I’d love to see more of these semi-automated signals to help guide the open source community in deciding what projects to adopt and contribute to. As more and more people do their work online and in the open, it also creates a challenge of sifting through the noise to make the most of your (limited) time and energy. Having better metrics like these will make these decisions easier.

Mozilla’s archetypes of open projects

One of the most fascinating links I found was Mozilla’s “archetypes of open projects” document:

Briefly, this is an internal document that Mozilla made public. It attempts to define the different kinds of open projects that exist.

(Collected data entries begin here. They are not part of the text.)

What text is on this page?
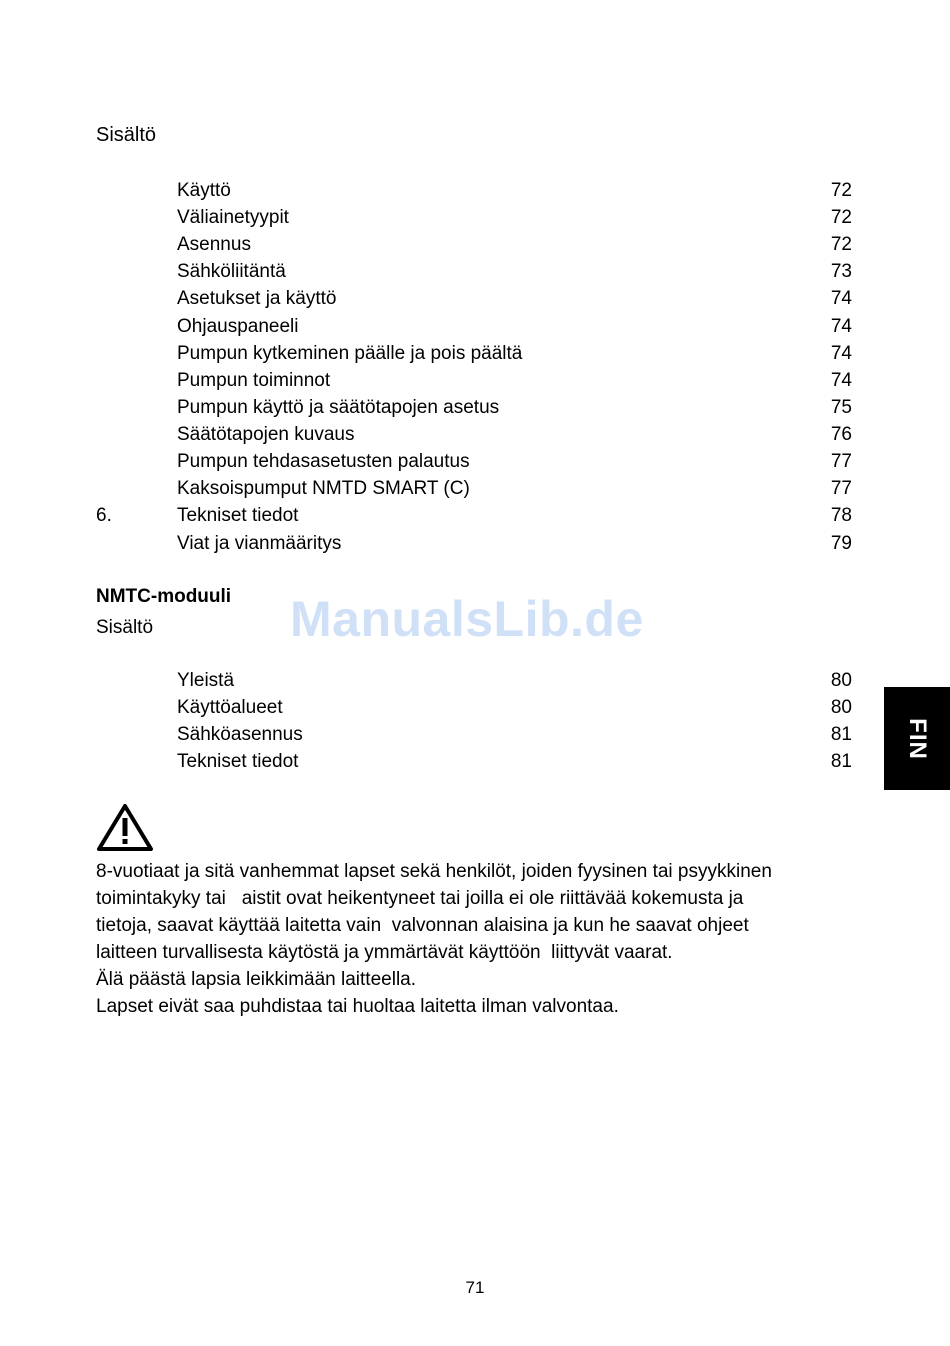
Sisältö
Käyttö	72
Väliainetyypit	72
Asennus	72
Sähköliitäntä	73
Asetukset ja käyttö	74
Ohjauspaneeli	74
Pumpun kytkeminen päälle ja pois päältä	74
Pumpun toiminnot	74
Pumpun käyttö ja säätötapojen asetus	75
Säätötapojen kuvaus	76
Pumpun tehdasasetusten palautus	77
Kaksoispumput NMTD SMART (C)	77
6.	Tekniset tiedot	78
Viat ja vianmääritys	79
ManualsLib.de
NMTC-moduuli
Sisältö
Yleistä	80
Käyttöalueet	80
Sähköasennus	81
Tekniset tiedot	81
FIN
8-vuotiaat ja sitä vanhemmat lapset sekä henkilöt, joiden fyysinen tai psyykkinen
toimintakyky tai   aistit ovat heikentyneet tai joilla ei ole riittävää kokemusta ja
tietoja, saavat käyttää laitetta vain  valvonnan alaisina ja kun he saavat ohjeet
laitteen turvallisesta käytöstä ja ymmärtävät käyttöön  liittyvät vaarat.
Älä päästä lapsia leikkimään laitteella.
Lapset eivät saa puhdistaa tai huoltaa laitetta ilman valvontaa.
71
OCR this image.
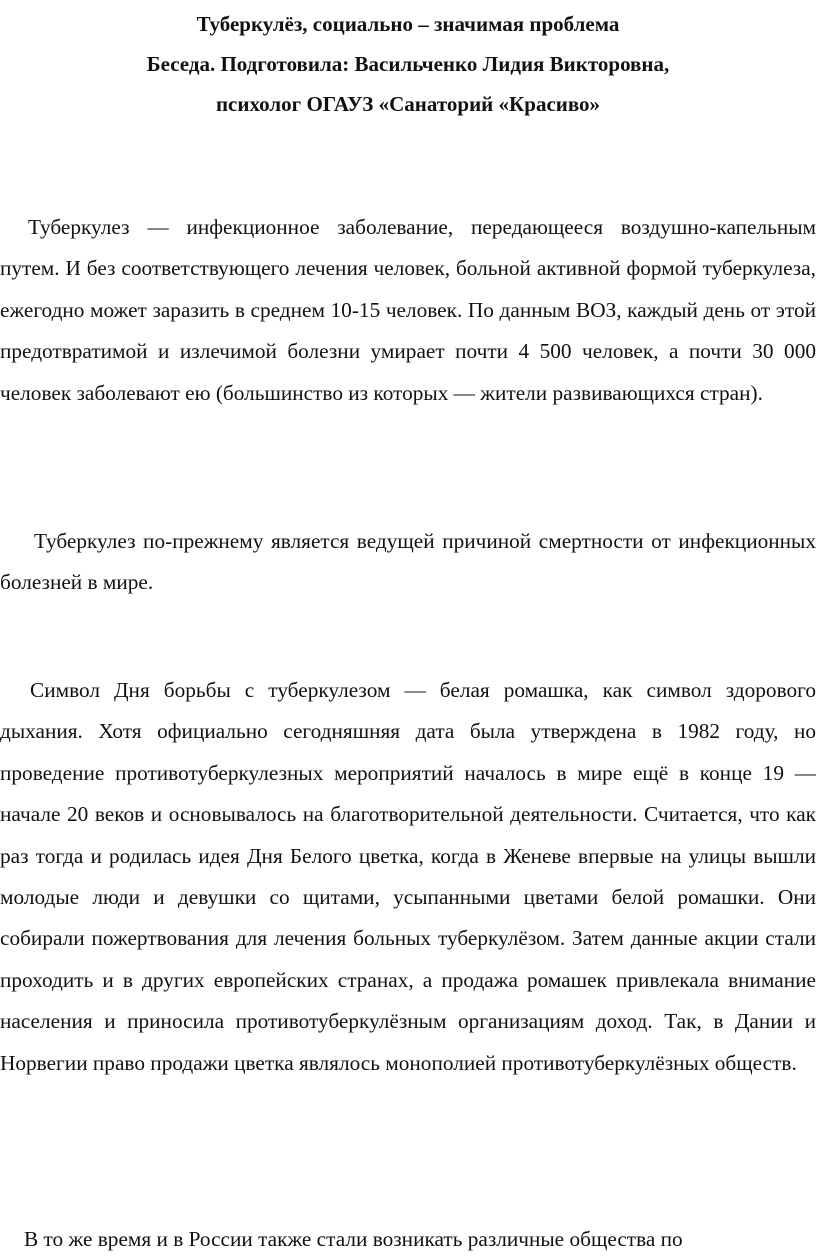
Туберкулёз, социально – значимая проблема
Беседа. Подготовила: Васильченко Лидия Викторовна,
психолог ОГАУЗ «Санаторий «Красиво»

Туберкулез — инфекционное заболевание, передающееся воздушно-капельным путем. И без соответствующего лечения человек, больной активной формой туберкулеза, ежегодно может заразить в среднем 10-15 человек. По данным ВОЗ, каждый день от этой предотвратимой и излечимой болезни умирает почти 4 500 человек, а почти 30 000 человек заболевают ею (большинство из которых — жители развивающихся стран).

Туберкулез по-прежнему является ведущей причиной смертности от инфекционных болезней в мире.

Символ Дня борьбы с туберкулезом — белая ромашка, как символ здорового дыхания. Хотя официально сегодняшняя дата была утверждена в 1982 году, но проведение противотуберкулезных мероприятий началось в мире ещё в конце 19 — начале 20 веков и основывалось на благотворительной деятельности. Считается, что как раз тогда и родилась идея Дня Белого цветка, когда в Женеве впервые на улицы вышли молодые люди и девушки со щитами, усыпанными цветами белой ромашки. Они собирали пожертвования для лечения больных туберкулёзом. Затем данные акции стали проходить и в других европейских странах, а продажа ромашек привлекала внимание населения и приносила противотуберкулёзным организациям доход. Так, в Дании и Норвегии право продажи цветка являлось монополией противотуберкулёзных обществ.

В то же время и в России также стали возникать различные общества по
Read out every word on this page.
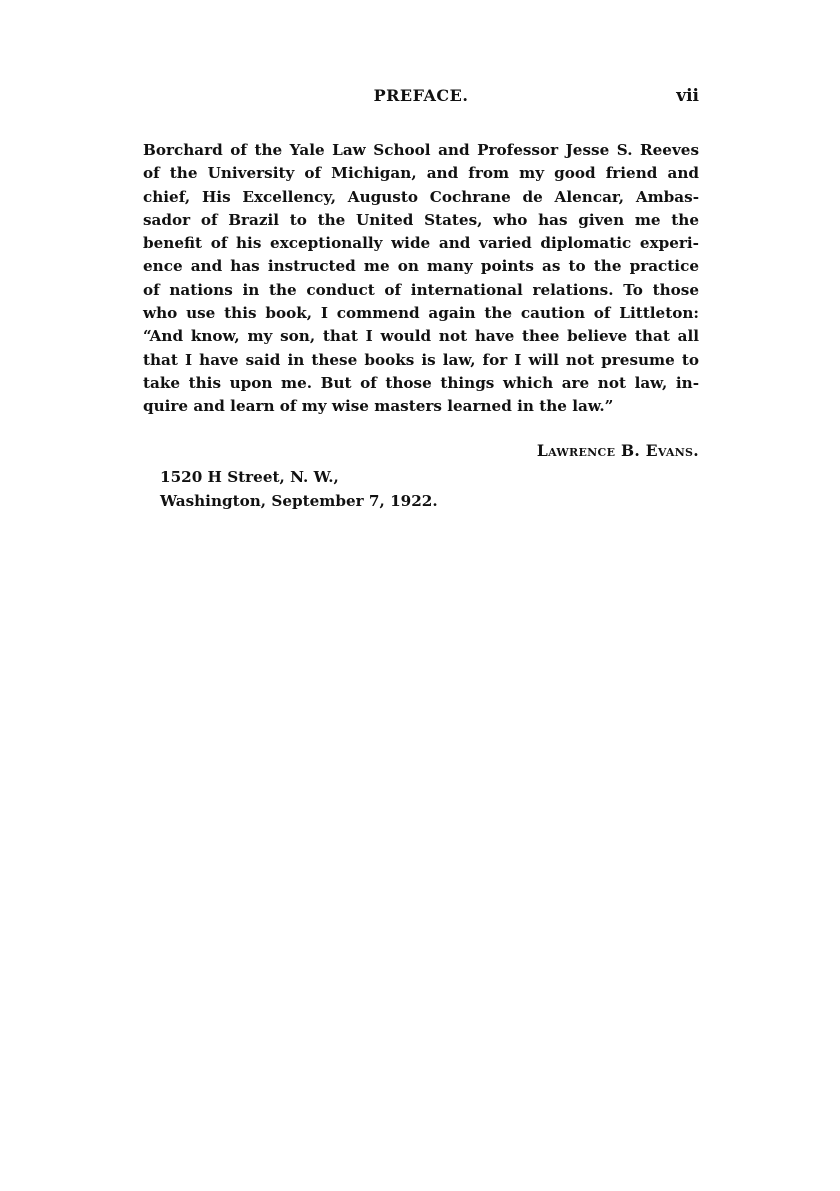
PREFACE.	vii
Borchard of the Yale Law School and Professor Jesse S. Reeves
of the University of Michigan, and from my good friend and
chief, His Excellency, Augusto Cochrane de Alencar, Ambas-
sador of Brazil to the United States, who has given me the
benefit of his exceptionally wide and varied diplomatic experi-
ence and has instructed me on many points as to the practice
of nations in the conduct of international relations. To those
who use this book, I commend again the caution of Littleton:
“And know, my son, that I would not have thee believe that all
that I have said in these books is law, for I will not presume to
take this upon me. But of those things which are not law, in-
quire and learn of my wise masters learned in the law.”
Lawrence B. Evans.
1520 H Street, N. W.,
Washington, September 7, 1922.
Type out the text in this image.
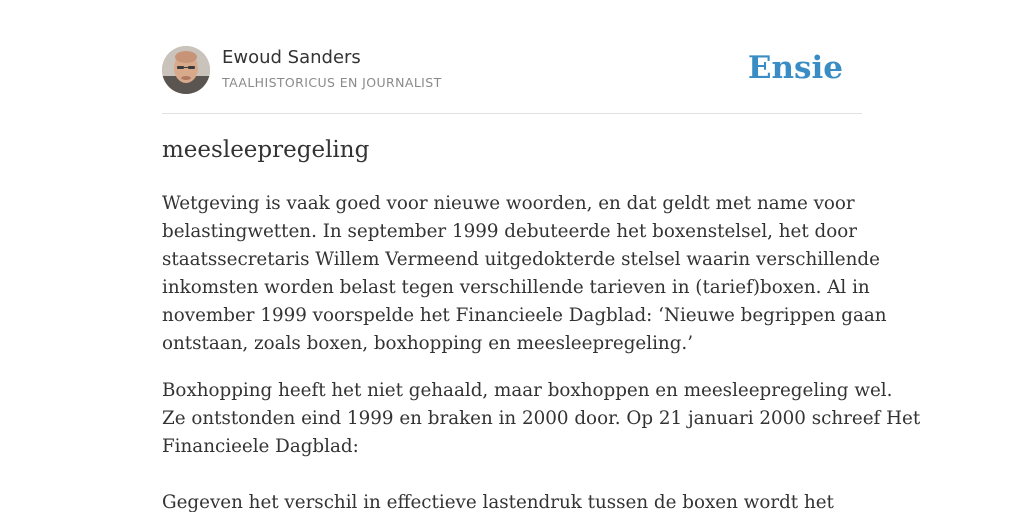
Ewoud Sanders
TAALHISTORICUS EN JOURNALIST	Ensie
meesleepregeling
Wetgeving is vaak goed voor nieuwe woorden, en dat geldt met name voor
belastingwetten. In september 1999 debuteerde het boxenstelsel, het door
staatssecretaris Willem Vermeend uitgedokterde stelsel waarin verschillende
inkomsten worden belast tegen verschillende tarieven in (tarief)boxen. Al in
november 1999 voorspelde het Financieele Dagblad: ‘Nieuwe begrippen gaan
ontstaan, zoals boxen, boxhopping en meesleepregeling.’
Boxhopping heeft het niet gehaald, maar boxhoppen en meesleepregeling wel.
Ze ontstonden eind 1999 en braken in 2000 door. Op 21 januari 2000 schreef Het
Financieele Dagblad:
Gegeven het verschil in effectieve lastendruk tussen de boxen wordt het
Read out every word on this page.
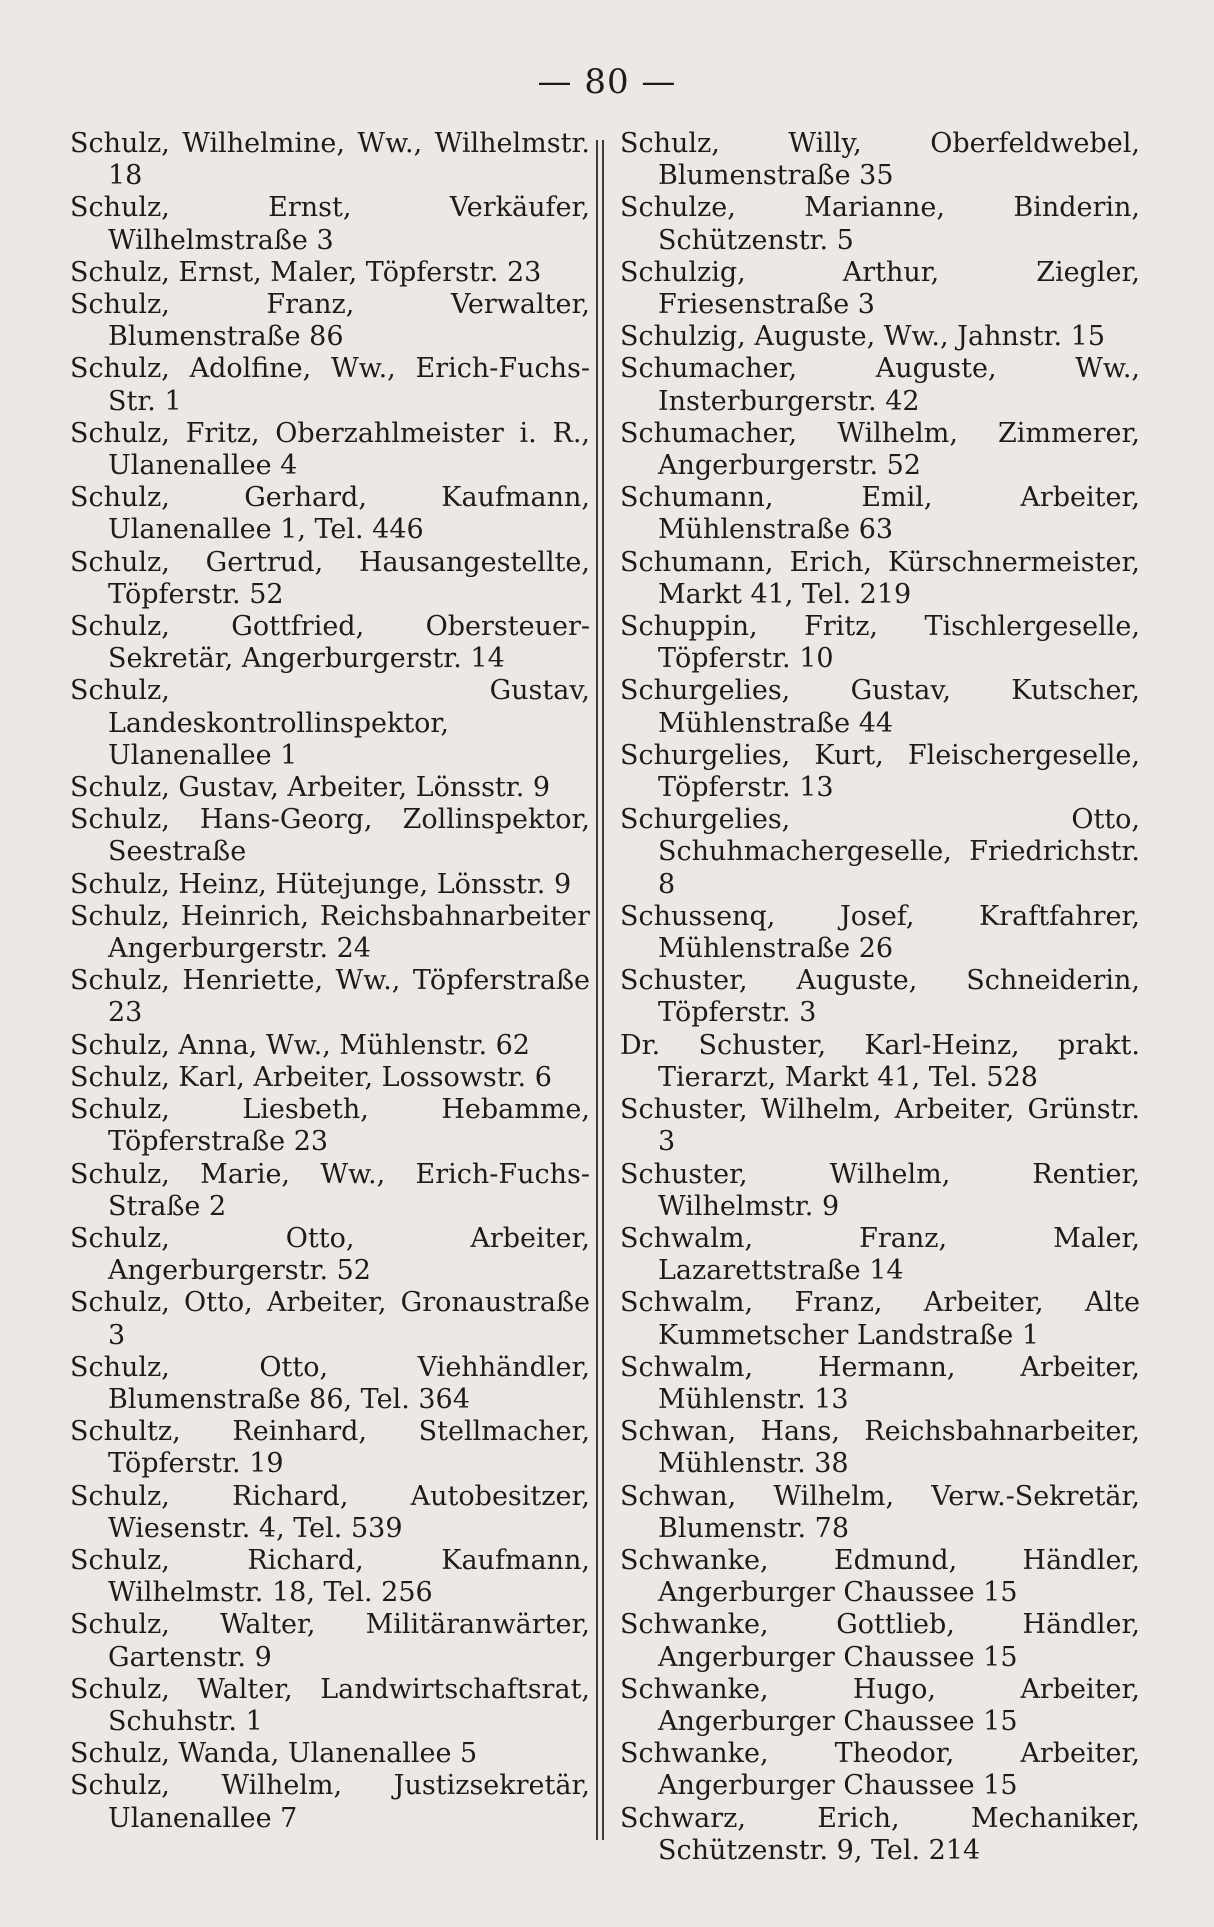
— 80 —
Schulz, Wilhelmine, Ww., Wilhelmstr. 18
Schulz, Ernst, Verkäufer, Wilhelmstraße 3
Schulz, Ernst, Maler, Töpferstr. 23
Schulz, Franz, Verwalter, Blumenstraße 86
Schulz, Adolfine, Ww., Erich-Fuchs-Str. 1
Schulz, Fritz, Oberzahlmeister i. R., Ulanenallee 4
Schulz, Gerhard, Kaufmann, Ulanenallee 1, Tel. 446
Schulz, Gertrud, Hausangestellte, Töpferstr. 52
Schulz, Gottfried, Obersteuer-Sekretär, Angerburgerstr. 14
Schulz, Gustav, Landeskontrollinspektor, Ulanenallee 1
Schulz, Gustav, Arbeiter, Lönsstr. 9
Schulz, Hans-Georg, Zollinspektor, Seestraße
Schulz, Heinz, Hütejunge, Lönsstr. 9
Schulz, Heinrich, Reichsbahnarbeiter Angerburgerstr. 24
Schulz, Henriette, Ww., Töpferstraße 23
Schulz, Anna, Ww., Mühlenstr. 62
Schulz, Karl, Arbeiter, Lossowstr. 6
Schulz, Liesbeth, Hebamme, Töpferstraße 23
Schulz, Marie, Ww., Erich-Fuchs-Straße 2
Schulz, Otto, Arbeiter, Angerburgerstr. 52
Schulz, Otto, Arbeiter, Gronaustraße 3
Schulz, Otto, Viehhändler, Blumenstraße 86, Tel. 364
Schultz, Reinhard, Stellmacher, Töpferstr. 19
Schulz, Richard, Autobesitzer, Wiesenstr. 4, Tel. 539
Schulz, Richard, Kaufmann, Wilhelmstr. 18, Tel. 256
Schulz, Walter, Militäranwärter, Gartenstr. 9
Schulz, Walter, Landwirtschaftsrat, Schuhstr. 1
Schulz, Wanda, Ulanenallee 5
Schulz, Wilhelm, Justizsekretär, Ulanenallee 7
Schulz, Willy, Oberfeldwebel, Blumenstraße 35
Schulze, Marianne, Binderin, Schützenstr. 5
Schulzig, Arthur, Ziegler, Friesenstraße 3
Schulzig, Auguste, Ww., Jahnstr. 15
Schumacher, Auguste, Ww., Insterburgerstr. 42
Schumacher, Wilhelm, Zimmerer, Angerburgerstr. 52
Schumann, Emil, Arbeiter, Mühlenstraße 63
Schumann, Erich, Kürschnermeister, Markt 41, Tel. 219
Schuppin, Fritz, Tischlergeselle, Töpferstr. 10
Schurgelies, Gustav, Kutscher, Mühlenstraße 44
Schurgelies, Kurt, Fleischergeselle, Töpferstr. 13
Schurgelies, Otto, Schuhmachergeselle, Friedrichstr. 8
Schussenq, Josef, Kraftfahrer, Mühlenstraße 26
Schuster, Auguste, Schneiderin, Töpferstr. 3
Dr. Schuster, Karl-Heinz, prakt. Tierarzt, Markt 41, Tel. 528
Schuster, Wilhelm, Arbeiter, Grünstr. 3
Schuster, Wilhelm, Rentier, Wilhelmstr. 9
Schwalm, Franz, Maler, Lazarettstraße 14
Schwalm, Franz, Arbeiter, Alte Kummetscher Landstraße 1
Schwalm, Hermann, Arbeiter, Mühlenstr. 13
Schwan, Hans, Reichsbahnarbeiter, Mühlenstr. 38
Schwan, Wilhelm, Verw.-Sekretär, Blumenstr. 78
Schwanke, Edmund, Händler, Angerburger Chaussee 15
Schwanke, Gottlieb, Händler, Angerburger Chaussee 15
Schwanke, Hugo, Arbeiter, Angerburger Chaussee 15
Schwanke, Theodor, Arbeiter, Angerburger Chaussee 15
Schwarz, Erich, Mechaniker, Schützenstr. 9, Tel. 214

Importantly, it also explains the value propositions of each, how it can be used strategically within an organization, and how it supports (or doesn’t) an open community around it.

I added some thoughts about how Project Jupyter fits into these archetypes on the Jupyter governance research issue and I’d love to think more about how these archetypes fit into the pre-existing open communities that are out there. If anybody wants to brainstorm how these archetypes fit into the scientific open community, I’d love to chat :-)

On that note, I want to give a brief shout-out to Mozilla in general, which has either conducted or sponsored a bunch of interesting work in open projects. For example, they have a whole wiki dedicated to working openly:

and they also run lots of training and community programs such as the Mozilla Open Leaders program. Project Jupyter is in this year’s cohort and keeping track of its progress here.

Importance of ethnography:

A final note on the importance of ethnography:

For all of my talk about metrics above, I’ve come to appreciate that numbers are never sufficient to describe the complexities of a community or group. Over the last several years at the Berkeley Institute for Data Science, I’ve had the pleasure of working with several ethnographers who have shared their perspective on how to study communities. Semi-automatically-calculated numbers can be a great way to see relatively coarse-level view of a community, but if you really wany to understand what’s going on, you need to dig in there, conduct qualitative interviews, operate in the community, and create some stories that back up (or not) the quantitative data that you collect. We’d all be better off if there were more ethnographers in our respective communities <3.

OK, that’s enough for now - I hope these links are useful and I’ll try to update them over time if I hear of some new projects along these lines. If you have any suggestions, feel free to leave 'em in the comments!